One poet in particular comes to mind: Wendell Berry. There is not enough room in this post to capture the depth and wisdom Berry offers us through his work as a farmer, social critic, and poet. But his dedication to the land and his ability to name the social and economic realities that are killing our planet make him, to my mind, one the great prophets of our time. Wendell Berry’s collection of Sabbath poems titled A Timbered Choir: The Sabbath Poems 1979-1997 includes eighteen years worth of poems composed during his Sunday walking meditations. The poems convey the intimacy Berry experiences with God and lively express the integration he feels within himself and in relationship with others and the world, bodily and spiritually through his practice of Sabbath. He gives witness to intentional Sabbath practice and offers us some clues regarding the tools and techniques. In the preface he writes:
“These poems were written in silence, in solitude, mainly out of doors. A reader will like them best, I think, who reads them in similar circumstances—at least in a quiet room….I hope that some readers will read them as they were written: slowly, and with more patience than effort” (3).

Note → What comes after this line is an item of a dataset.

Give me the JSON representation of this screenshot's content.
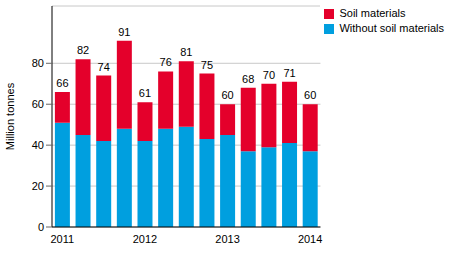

This collection illuminates the deep human need for Sabbath, for rest from daily toil in order to intentionally and vulnerably attend to the parts of our lives that go unexamined and to reconnect with God, each other, and our natural world. The poems are the fruit born from a life long practice of attending to one of the most central gifts God offered the Israelites so long ago, the gift of Sabbath. For those of us who are lucky enough to have been born into a life style that permits us to practice Sabbath, it is our responsibility to turn over the tables and start practicing—not as an act of our economic privilege, but as an act of resistance to the a frenetic life style that is quite literally killing communities and destroying the planet. The survival of Earth and our communities absolutely depends on a reacceptance of the holy gift of Sabbath. Or, in the words of Berry:
Your Sabbath, Lord, thus keeps us by
Your will, not ours. And it is fit
Our only choice should be to die
Into that rest, or out of it.
I leave you with some questions. We welcome your own reflections on and experiences of Sabbath.
Do you practice Sabbath? What are some of your practices? What advice would you offer those seeking to integrate these practices into their own life?
What do you imagine a communal return to Sabbath in our own time would look like?
- Don’t be surprised if you don’t hear the readings I refer to in this post. This post is a reflection on the readings for the Third Sunday of Lent. The other options for readings today are the Readings for Year A Scrutinies.
- See her Guidepost #7 on Cultivating Play and Rest. Brené Brown, The Gift of Imperfection: Letting Go of Who You Think You’re Supposed to Be and Embracing Who You Are, (Center City, MN: Hazelden, 2010), 99-104.
- Wendell Berry, A Timbered Choir: The Sabbath Poems 1979-1997, (Berkley, CA: Counterpoint, 1998), xvii.
The words of Berry are taken from the last stanza of Sabbath poem II. Wendell Berry, A Timbered Choir: The Sabbath Poems 1979-1997, (Berkley, CA: Counterpoint, 1998), 6-7.